Michelle Smith, a member of the Governor's Advisory Council on Cycling, said she felt the new law would be especially helpful for cyclists navigating Little Rock's downtown, and for people who are new to the activity.

She acknowledged that many people who aren't familiar with cycling might not understand what the law does, but said it ultimately increases safety and convenience for people in cars and on bikes.

"We still have the same responsibility. We still have to look out for others," she said.

Metro on 04/07/2019

Print Headline: New biking law ready to roll out in Arkansas; change for cyclists affects use of stop signs, red lights


Sponsor Content

Archived Comments

  • Jfish
    April 8, 2019 at 8:41 a.m.

    No bait, just the truth.

  • LR1955
    April 8, 2019 at 8:55 a.m.

    I see red light runners every day so I’ve started waiting a second or two after I get the green, while in a car.
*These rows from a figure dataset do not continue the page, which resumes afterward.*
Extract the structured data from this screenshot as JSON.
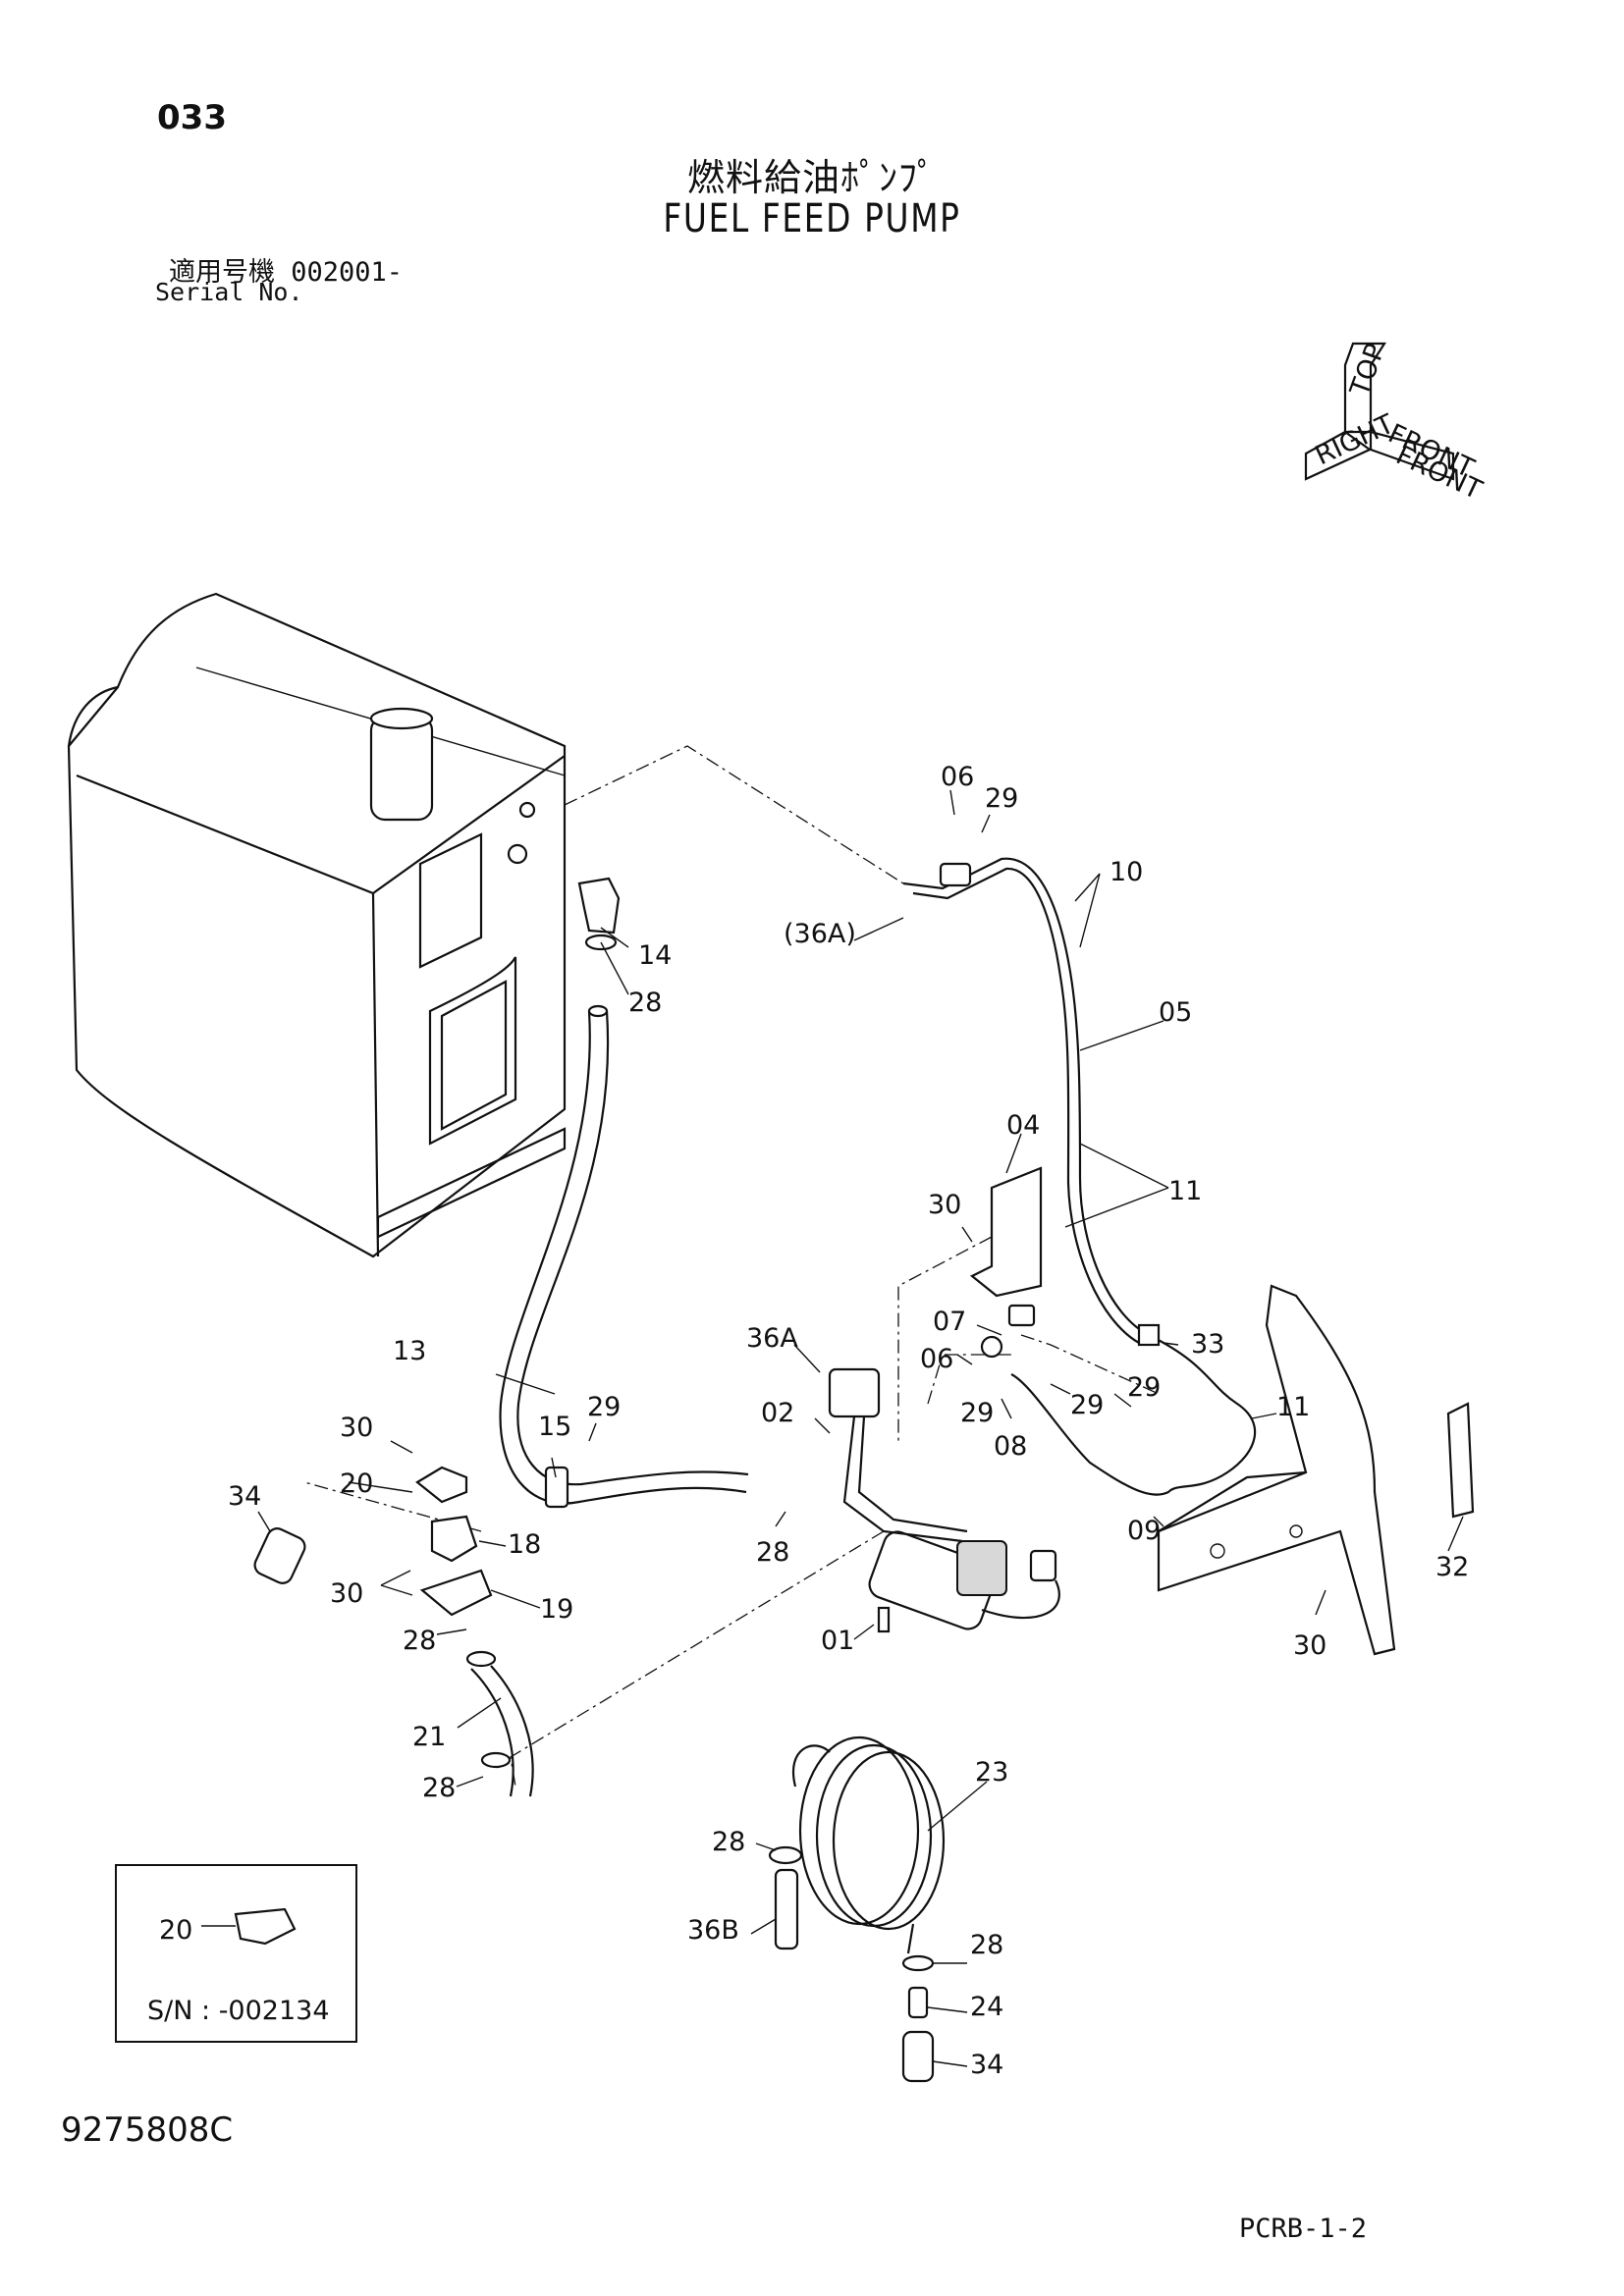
{
  "header": {
    "page_number": "033",
    "title_jp": "燃料給油ﾎﾟﾝﾌﾟ",
    "title_en": "FUEL FEED PUMP",
    "serial_label_jp": "適用号機  002001-",
    "serial_label_en": "Serial No."
  },
  "orientation_labels": [
    "TOP",
    "FRONT",
    "RIGHT",
    "FRONT"
  ],
  "callouts": [
    "06",
    "29",
    "10",
    "(36A)",
    "14",
    "28",
    "05",
    "04",
    "30",
    "11",
    "36A",
    "07",
    "06",
    "29",
    "08",
    "29",
    "33",
    "29",
    "13",
    "30",
    "15",
    "29",
    "20",
    "02",
    "11",
    "34",
    "18",
    "28",
    "09",
    "30",
    "19",
    "28",
    "01",
    "32",
    "30",
    "21",
    "28",
    "23",
    "28",
    "36B",
    "28",
    "24",
    "34"
  ],
  "inset": {
    "part_label": "20",
    "serial_note": "S/N : -002134"
  },
  "footer": {
    "drawing_number": "9275808C",
    "page_code": "PCRB-1-2"
  }
}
I’d recommend cycles use this new law sparingly.

  • jwheelii
    April 8, 2019 at 9:37 a.m.

    Jfish, why do you think this is a good, common-sense law?

  • Jfish
    April 8, 2019 at 9:45 a.m.

    J, most cyclists are not going to roll through a stop sign or light and risk getting killed by bullies like Genmac. Also, in a hilly city such as LR, allowing cyclists to get a head start will help the flow of traffic.

  • jwheelii
    April 8, 2019 at 10:23 a.m.

    Jfish, I will concede both points, but I firmly believe the risk to both cyclists and motorists far outweighs any potential traffic flow benefits.

  • GeneralMac
    April 8, 2019 at 10:58 a.m.

    I would never hit a cyclist DELIBERATELY who ran a stop sign .

    I also would not DELIBERATELY hit a deer who ran out in front of my truck.
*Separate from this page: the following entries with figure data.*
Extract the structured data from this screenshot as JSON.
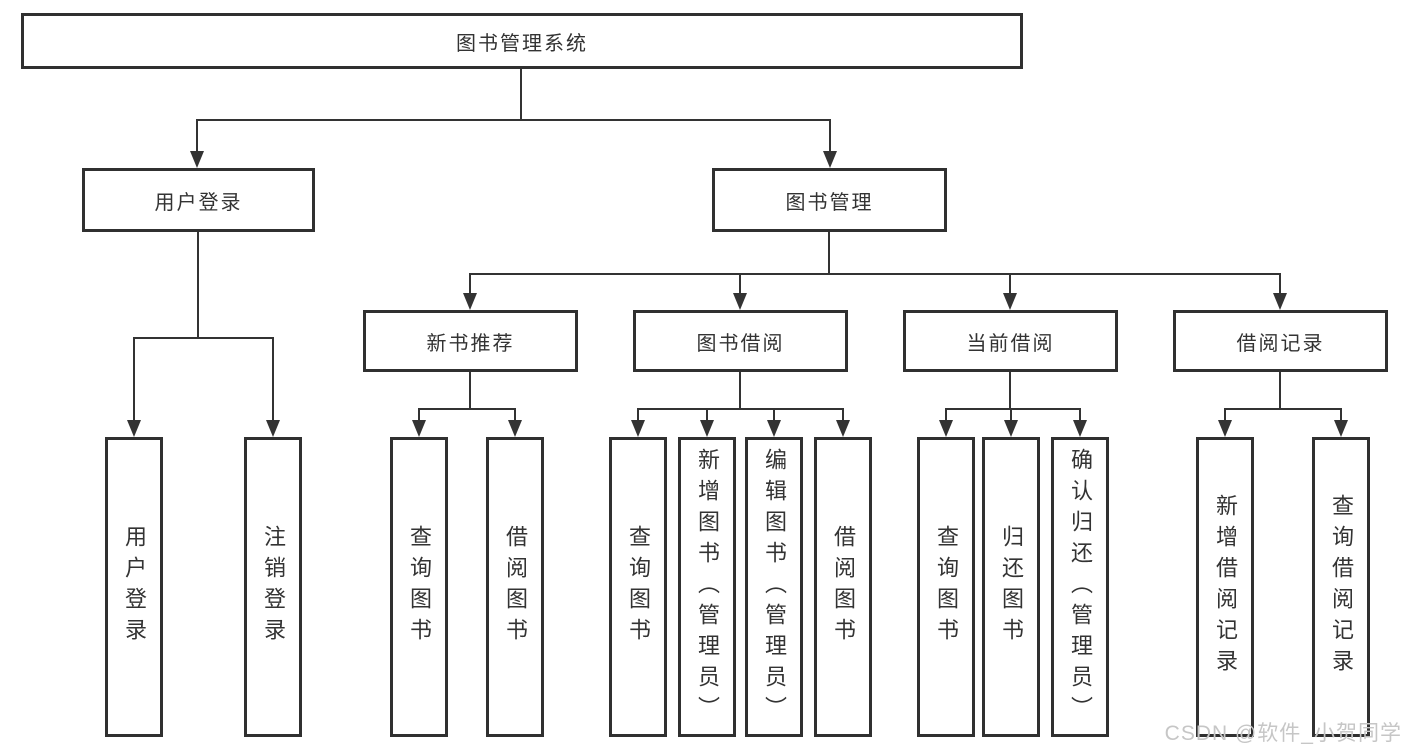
{
  "diagram_type": "hierarchy-flowchart",
  "colors": {
    "background": "#ffffff",
    "line": "#333333",
    "box_border": "#303030",
    "text": "#333333",
    "watermark_text": "#c6c6c6"
  },
  "tree": {
    "root": "图书管理系统",
    "children": [
      {
        "label": "用户登录",
        "children": [
          "用户登录",
          "注销登录"
        ]
      },
      {
        "label": "图书管理",
        "children": [
          {
            "label": "新书推荐",
            "children": [
              "查询图书",
              "借阅图书"
            ]
          },
          {
            "label": "图书借阅",
            "children": [
              "查询图书",
              "新增图书（管理员）",
              "编辑图书（管理员）",
              "借阅图书"
            ]
          },
          {
            "label": "当前借阅",
            "children": [
              "查询图书",
              "归还图书",
              "确认归还（管理员）"
            ]
          },
          {
            "label": "借阅记录",
            "children": [
              "新增借阅记录",
              "查询借阅记录"
            ]
          }
        ]
      }
    ]
  },
  "watermark": "CSDN @软件_小贺同学"
}
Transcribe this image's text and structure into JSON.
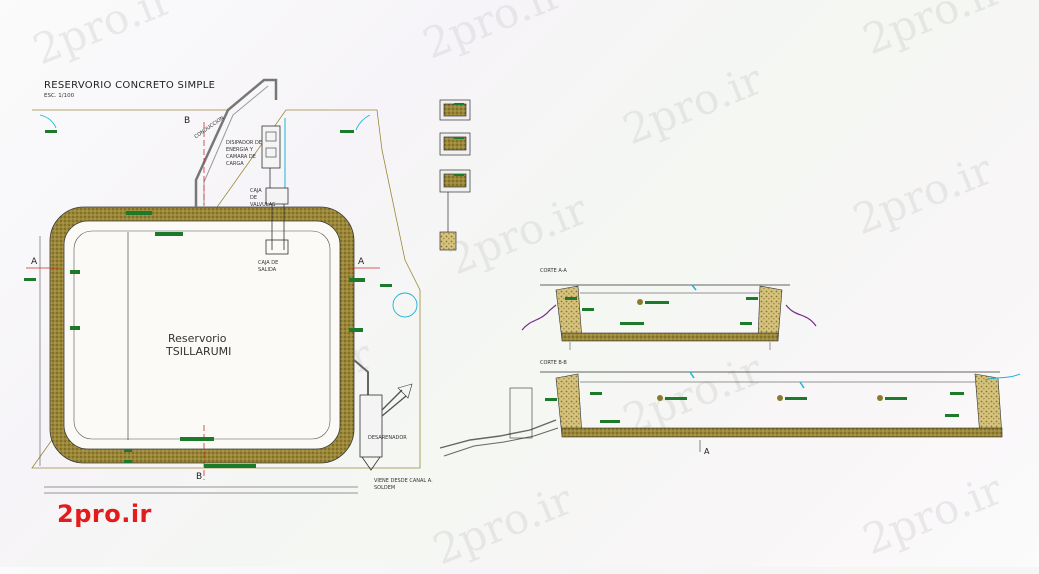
{
  "plan": {
    "title": "RESERVORIO CONCRETO SIMPLE",
    "scale": "ESC. 1/100",
    "reservoir_name_line1": "Reservorio",
    "reservoir_name_line2": "TSILLARUMI",
    "section_marker_a": "A",
    "section_marker_b": "B",
    "labels": {
      "conduction": "CONDUCCION",
      "dissipator": "DISIPADOR DE ENERGIA Y CAMARA DE CARGA",
      "valve_box": "CAJA DE VALVULAS",
      "outlet_box": "CAJA DE SALIDA",
      "overflow": "DESARENADOR",
      "inflow": "VIENE DESDE CANAL A. SOLDEM"
    }
  },
  "sections": {
    "cut_a": "CORTE A-A",
    "cut_b": "CORTE B-B",
    "marker_a": "A"
  },
  "watermark": {
    "text": "2pro.ir"
  },
  "colors": {
    "concrete_fill": "#8a7a2c",
    "gravel_fill": "#c9b56a",
    "line": "#3a3a3a",
    "cyan": "#19b5d6",
    "green": "#1d7a2a",
    "magenta": "#7a2a8a",
    "red": "#d42a2a",
    "logo": "#e41b1b"
  }
}
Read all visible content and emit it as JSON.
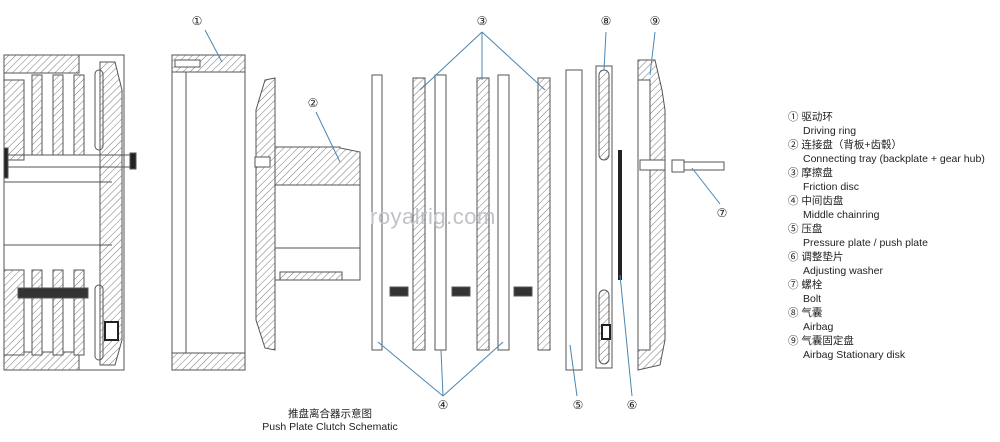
{
  "watermark": "royalrig.com",
  "caption": {
    "cn": "推盘离合器示意图",
    "en": "Push Plate Clutch Schematic"
  },
  "callouts": [
    "①",
    "②",
    "③",
    "④",
    "⑤",
    "⑥",
    "⑦",
    "⑧",
    "⑨"
  ],
  "legend": [
    {
      "num": "①",
      "cn": "驱动环",
      "en": "Driving ring"
    },
    {
      "num": "②",
      "cn": "连接盘（背板+齿毂）",
      "en": "Connecting tray (backplate + gear hub)"
    },
    {
      "num": "③",
      "cn": "摩擦盘",
      "en": "Friction disc"
    },
    {
      "num": "④",
      "cn": "中间齿盘",
      "en": "Middle chainring"
    },
    {
      "num": "⑤",
      "cn": "压盘",
      "en": "Pressure plate / push plate"
    },
    {
      "num": "⑥",
      "cn": "调整垫片",
      "en": "Adjusting washer"
    },
    {
      "num": "⑦",
      "cn": "螺栓",
      "en": "Bolt"
    },
    {
      "num": "⑧",
      "cn": "气囊",
      "en": "Airbag"
    },
    {
      "num": "⑨",
      "cn": "气囊固定盘",
      "en": "Airbag Stationary disk"
    }
  ],
  "colors": {
    "line": "#555555",
    "leader": "#4a86b0",
    "hatch": "#777777"
  }
}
    However, I will not swereve to avoid either if swerving means I roll my truck or hit another vehicle.

  • Packman
    April 8, 2019 at 11:50 a.m.

    Bicyclists that demand to share the road with passenger vehicles are engaging in incredibly risky behavior and some are pretty damn arrogant about it, especially those that choose to ride during morning or afternoon rush hours in the western part of the county.
    Like motorcyclists that refuse to wear a helmet, ER doctors call them organ donors.

  • RobertBolt
    April 8, 2019 at 11:54 a.m.

    Arkansas has more than its share of people with fat butts and big mouths who exercise only the latter in order to criticize any accommodation of those who actually exercise the former. If you did any distance biking at all, you would realize the law only recognizes what any sane biker does as the terrain and the traffic requires. For example, no rational biker is going to stop unnecessarily at a stop sign in the middle of a hill, going up or down. It's all about rational conservation of momentum whenever possible, or bicycling becomes a ridiculous effort in terms of efficiency. Those who don't understand this merely reveal their affinity for couches.

  • GeneralMac
    April 8, 2019 at 12:09 p.m.

    ROBERBOLT......should a driver of an 18 wheeler use the same logic ?

    " it's all about rational conservation of momentum "

  • RobertBolt
    April 8, 2019 at 1:09 p.m.

    Anyone with momentum follows the rules and factors in all the variables in order to make their (hopefully) best decision from moment to moment. Different power sources, uses, and vehicle designs suggest different strategies for efficient operation. It's just reality under our physics. We accommodate farm equipment and horses on our roads, so surely we can manage humans on bikes, too.